Como dramaturgo, no voy a descubrirle ahora; la claridad y la profundidad de su escritura (tanto en sus propios textos como en sus adaptaciones), la inteligencia de su teatro, envuelto siempre en ingenio y naturalidad, le convierten en una de las voces más respetables y respetadas de nuestra escena. Es, además, un hombre afable, educado y discreto, y me alegro infinito de su éxito, que es además internacionalmente creciente (la BBC retransmitirá el domingo «The boy at the back», versión inglesa de «El chico de la última fila»).

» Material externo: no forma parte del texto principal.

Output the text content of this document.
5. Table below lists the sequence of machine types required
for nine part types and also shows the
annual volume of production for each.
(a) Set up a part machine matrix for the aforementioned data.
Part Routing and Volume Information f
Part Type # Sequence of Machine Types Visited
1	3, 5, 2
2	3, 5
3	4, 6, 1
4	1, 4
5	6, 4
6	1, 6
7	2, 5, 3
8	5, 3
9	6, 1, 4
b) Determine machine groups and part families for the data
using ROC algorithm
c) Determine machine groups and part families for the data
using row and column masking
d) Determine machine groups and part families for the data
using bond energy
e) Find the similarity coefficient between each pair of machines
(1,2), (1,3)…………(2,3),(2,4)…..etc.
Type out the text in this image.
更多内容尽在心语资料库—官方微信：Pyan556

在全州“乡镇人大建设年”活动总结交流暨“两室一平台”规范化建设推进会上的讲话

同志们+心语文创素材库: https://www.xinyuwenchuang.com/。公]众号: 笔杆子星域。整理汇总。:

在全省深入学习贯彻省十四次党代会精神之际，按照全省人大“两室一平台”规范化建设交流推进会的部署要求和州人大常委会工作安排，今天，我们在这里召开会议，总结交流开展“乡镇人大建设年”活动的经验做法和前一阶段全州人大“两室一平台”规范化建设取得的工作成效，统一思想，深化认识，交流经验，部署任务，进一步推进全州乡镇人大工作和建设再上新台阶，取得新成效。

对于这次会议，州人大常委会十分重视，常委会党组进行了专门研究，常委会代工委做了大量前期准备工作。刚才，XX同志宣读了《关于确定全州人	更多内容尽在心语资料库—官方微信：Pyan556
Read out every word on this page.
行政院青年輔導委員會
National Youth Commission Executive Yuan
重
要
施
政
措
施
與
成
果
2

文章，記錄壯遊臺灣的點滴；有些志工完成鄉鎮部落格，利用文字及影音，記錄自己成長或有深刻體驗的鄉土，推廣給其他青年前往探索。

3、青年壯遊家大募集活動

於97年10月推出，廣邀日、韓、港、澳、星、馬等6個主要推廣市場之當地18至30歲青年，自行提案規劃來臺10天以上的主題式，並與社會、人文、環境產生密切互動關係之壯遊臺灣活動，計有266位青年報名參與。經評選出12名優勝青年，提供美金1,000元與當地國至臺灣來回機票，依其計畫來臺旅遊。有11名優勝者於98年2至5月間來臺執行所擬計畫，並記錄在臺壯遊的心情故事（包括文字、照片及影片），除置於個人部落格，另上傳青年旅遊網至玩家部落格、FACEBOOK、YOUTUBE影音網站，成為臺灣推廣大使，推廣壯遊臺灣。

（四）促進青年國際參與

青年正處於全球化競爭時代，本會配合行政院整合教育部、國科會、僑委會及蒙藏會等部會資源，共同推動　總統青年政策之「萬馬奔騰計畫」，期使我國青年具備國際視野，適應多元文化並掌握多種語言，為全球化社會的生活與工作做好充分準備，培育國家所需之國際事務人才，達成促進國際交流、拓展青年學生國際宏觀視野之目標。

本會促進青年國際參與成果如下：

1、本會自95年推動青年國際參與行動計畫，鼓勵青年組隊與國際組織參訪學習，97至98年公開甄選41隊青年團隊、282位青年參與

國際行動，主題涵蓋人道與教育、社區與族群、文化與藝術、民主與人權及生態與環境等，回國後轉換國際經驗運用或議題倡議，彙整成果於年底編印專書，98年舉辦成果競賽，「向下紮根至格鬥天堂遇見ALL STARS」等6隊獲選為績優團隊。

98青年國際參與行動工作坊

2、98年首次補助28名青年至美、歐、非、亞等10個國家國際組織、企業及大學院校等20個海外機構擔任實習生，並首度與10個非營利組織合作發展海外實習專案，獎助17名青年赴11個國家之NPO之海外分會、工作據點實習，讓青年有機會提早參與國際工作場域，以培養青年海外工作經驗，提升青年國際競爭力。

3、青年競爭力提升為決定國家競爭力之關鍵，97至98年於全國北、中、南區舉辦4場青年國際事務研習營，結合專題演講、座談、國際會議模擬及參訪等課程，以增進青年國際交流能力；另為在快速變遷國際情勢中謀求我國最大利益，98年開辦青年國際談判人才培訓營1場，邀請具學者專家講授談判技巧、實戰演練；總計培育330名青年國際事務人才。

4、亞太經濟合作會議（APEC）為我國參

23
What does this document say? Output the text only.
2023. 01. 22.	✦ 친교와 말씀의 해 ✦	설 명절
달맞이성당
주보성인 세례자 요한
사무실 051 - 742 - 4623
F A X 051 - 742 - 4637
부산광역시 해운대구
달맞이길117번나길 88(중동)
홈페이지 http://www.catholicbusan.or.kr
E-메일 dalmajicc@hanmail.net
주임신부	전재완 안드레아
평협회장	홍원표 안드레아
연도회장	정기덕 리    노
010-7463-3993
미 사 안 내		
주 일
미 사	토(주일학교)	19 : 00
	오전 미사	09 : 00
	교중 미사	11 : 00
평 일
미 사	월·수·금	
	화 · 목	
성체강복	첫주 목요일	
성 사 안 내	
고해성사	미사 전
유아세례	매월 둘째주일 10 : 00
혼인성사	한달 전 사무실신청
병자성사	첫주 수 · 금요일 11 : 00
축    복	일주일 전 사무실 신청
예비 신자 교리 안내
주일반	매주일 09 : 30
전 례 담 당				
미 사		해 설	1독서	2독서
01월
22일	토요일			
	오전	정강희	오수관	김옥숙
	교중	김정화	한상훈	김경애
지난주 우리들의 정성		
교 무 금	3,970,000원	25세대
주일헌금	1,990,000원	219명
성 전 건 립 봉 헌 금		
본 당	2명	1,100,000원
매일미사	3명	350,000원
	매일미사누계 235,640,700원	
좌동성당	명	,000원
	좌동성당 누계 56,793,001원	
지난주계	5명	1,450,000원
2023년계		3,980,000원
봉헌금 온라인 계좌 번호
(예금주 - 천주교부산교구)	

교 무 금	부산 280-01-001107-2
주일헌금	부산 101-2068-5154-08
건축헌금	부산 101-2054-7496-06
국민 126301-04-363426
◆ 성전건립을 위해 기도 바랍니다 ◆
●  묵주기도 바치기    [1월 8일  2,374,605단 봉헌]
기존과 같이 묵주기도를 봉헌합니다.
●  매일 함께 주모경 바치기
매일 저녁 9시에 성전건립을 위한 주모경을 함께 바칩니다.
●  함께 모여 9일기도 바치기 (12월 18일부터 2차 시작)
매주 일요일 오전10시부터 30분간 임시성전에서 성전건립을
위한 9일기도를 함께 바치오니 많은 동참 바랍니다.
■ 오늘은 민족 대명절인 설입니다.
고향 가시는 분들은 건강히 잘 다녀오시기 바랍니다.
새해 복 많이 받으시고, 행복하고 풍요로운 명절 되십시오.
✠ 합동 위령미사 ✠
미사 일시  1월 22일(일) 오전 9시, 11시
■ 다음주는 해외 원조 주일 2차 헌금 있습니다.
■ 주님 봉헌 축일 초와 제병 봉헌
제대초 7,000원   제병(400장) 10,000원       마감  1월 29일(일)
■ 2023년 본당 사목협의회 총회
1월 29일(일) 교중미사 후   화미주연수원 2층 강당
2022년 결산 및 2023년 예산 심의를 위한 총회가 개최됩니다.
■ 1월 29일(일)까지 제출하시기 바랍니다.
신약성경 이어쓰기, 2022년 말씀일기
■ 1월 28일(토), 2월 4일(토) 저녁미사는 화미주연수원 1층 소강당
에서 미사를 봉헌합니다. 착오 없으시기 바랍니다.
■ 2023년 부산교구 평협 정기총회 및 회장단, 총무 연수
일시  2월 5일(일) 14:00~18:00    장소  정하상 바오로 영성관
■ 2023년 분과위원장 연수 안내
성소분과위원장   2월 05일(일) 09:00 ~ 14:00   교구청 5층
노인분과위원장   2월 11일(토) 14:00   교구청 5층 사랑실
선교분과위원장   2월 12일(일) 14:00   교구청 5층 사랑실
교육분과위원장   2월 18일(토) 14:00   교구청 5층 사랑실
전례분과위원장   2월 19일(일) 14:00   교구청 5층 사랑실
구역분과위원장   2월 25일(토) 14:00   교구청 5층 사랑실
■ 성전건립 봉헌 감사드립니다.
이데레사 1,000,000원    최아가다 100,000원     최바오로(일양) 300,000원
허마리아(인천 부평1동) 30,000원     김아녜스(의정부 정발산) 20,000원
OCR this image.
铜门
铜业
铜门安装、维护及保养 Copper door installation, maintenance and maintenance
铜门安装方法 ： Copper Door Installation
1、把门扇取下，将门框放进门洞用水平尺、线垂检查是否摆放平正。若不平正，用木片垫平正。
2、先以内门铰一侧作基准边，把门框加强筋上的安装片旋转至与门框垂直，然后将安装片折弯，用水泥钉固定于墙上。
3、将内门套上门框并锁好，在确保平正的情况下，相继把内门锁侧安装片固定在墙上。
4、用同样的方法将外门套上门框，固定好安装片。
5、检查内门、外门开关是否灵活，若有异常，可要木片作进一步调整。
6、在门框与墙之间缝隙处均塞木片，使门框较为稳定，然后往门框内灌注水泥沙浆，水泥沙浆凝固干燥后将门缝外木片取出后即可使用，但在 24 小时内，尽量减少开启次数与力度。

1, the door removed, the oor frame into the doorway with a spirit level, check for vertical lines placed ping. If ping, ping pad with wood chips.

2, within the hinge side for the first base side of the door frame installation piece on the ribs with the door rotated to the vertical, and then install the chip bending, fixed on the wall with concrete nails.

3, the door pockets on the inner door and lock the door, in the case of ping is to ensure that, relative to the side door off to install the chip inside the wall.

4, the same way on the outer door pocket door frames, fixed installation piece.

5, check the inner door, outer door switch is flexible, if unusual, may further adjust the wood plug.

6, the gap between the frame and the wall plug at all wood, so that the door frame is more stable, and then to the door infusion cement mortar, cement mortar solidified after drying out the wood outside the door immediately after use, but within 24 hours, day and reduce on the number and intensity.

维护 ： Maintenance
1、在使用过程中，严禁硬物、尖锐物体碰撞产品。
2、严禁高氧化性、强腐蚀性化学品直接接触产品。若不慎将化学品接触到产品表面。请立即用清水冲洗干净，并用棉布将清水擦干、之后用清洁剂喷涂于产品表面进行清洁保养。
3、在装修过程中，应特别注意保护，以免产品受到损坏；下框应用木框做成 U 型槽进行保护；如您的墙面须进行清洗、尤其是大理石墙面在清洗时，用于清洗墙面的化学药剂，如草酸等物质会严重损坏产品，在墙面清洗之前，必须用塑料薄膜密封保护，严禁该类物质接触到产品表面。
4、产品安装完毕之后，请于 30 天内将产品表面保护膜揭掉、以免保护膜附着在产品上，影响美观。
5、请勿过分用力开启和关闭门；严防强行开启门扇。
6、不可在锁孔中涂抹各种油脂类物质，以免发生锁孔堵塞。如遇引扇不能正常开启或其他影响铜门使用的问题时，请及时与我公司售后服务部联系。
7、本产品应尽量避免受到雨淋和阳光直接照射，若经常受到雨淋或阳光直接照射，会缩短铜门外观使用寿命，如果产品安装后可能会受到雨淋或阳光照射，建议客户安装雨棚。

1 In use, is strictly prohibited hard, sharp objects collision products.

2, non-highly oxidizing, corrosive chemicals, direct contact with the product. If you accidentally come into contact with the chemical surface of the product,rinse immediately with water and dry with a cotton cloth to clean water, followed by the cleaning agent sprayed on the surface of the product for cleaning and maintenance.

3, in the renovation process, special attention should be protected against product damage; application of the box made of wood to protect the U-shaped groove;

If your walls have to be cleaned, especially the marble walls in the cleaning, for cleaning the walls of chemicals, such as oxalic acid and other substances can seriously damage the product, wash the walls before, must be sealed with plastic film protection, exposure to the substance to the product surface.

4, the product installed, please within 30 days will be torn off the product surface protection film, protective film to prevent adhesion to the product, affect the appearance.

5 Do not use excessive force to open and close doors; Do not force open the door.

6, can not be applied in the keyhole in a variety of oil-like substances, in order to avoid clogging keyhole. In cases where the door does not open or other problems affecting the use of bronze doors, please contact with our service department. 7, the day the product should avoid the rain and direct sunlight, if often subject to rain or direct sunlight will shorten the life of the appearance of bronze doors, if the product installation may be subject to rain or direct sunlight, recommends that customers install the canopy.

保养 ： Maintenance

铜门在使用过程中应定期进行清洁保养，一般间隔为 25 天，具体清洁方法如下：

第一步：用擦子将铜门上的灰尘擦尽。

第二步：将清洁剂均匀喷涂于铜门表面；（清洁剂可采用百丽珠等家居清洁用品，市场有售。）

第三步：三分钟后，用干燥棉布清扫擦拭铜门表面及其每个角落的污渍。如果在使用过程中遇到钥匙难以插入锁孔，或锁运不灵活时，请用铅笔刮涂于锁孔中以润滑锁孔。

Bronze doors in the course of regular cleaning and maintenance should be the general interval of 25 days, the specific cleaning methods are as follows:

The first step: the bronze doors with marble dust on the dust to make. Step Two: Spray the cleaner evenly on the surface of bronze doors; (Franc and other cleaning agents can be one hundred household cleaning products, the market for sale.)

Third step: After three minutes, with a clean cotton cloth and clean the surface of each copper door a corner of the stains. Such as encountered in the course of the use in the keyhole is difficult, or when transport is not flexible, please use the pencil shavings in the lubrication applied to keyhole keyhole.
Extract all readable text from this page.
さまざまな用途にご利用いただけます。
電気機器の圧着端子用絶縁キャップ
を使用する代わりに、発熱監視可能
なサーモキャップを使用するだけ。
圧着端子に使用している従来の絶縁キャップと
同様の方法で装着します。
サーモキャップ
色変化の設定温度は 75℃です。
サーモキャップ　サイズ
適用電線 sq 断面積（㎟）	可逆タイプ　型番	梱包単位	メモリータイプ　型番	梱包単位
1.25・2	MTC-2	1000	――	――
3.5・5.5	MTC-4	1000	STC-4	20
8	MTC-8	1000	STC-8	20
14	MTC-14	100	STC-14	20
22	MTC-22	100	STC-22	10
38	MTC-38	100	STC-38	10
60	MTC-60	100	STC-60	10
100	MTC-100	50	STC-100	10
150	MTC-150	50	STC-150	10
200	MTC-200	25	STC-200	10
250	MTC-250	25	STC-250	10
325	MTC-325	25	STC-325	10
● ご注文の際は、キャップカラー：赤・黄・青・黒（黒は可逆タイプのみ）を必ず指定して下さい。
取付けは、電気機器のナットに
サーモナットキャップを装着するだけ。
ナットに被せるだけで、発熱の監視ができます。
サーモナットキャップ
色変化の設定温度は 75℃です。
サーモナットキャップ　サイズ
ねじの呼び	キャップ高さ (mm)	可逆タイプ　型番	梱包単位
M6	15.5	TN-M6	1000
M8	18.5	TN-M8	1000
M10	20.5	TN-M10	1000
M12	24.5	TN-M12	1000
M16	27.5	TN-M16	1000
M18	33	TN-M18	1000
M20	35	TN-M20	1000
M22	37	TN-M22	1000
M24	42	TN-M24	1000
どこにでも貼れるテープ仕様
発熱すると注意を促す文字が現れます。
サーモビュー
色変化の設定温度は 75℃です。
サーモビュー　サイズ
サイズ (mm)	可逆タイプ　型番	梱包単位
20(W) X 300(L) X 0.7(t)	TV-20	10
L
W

He visto su último estreno, «El arte de la entrevista», una obra que, como muchas de las suyas, nació de una imagen, la de una joven grabando con una cámara a una anciana. Su cerebro empezó a urdir entonces una historia de silencios, de deseos ocultos, de reproches, de basura enterrada bajo la alfombra, con las cámaras, convertidas en indiscretas ventanas a la intimidad, como instrumento perturbador. Es una historia cosida con el hilo de la contemporaneidad y que, como toda su obra, sabe rascar en el alma humana.
He de decir, sin embargo, que la función me dejó frío. Y conforme hablaba de ello con mi acompañante, más me iba convenciendo de que no estaba en el texto el problema. No me pareció redondo ni el mejor de su autor, pero creo que hay en él una tensión que no encontré en la representación; hay unas cargas de profundidad, unas silentes batallas dialécticas, unos estallidos de sentimientos que con otro ritmo y otra cadencia hubieran llegado con más nitidez al público. Tampoco alcanza la historia la temperatura necesaria, a pesar de la interpretación de los cuatro actores -Alicia Hermida, Luisa Martín, Elena Rivera y Ramón Esquinas-, espléndida, con mención especial para la entrañable Alicia Hermida.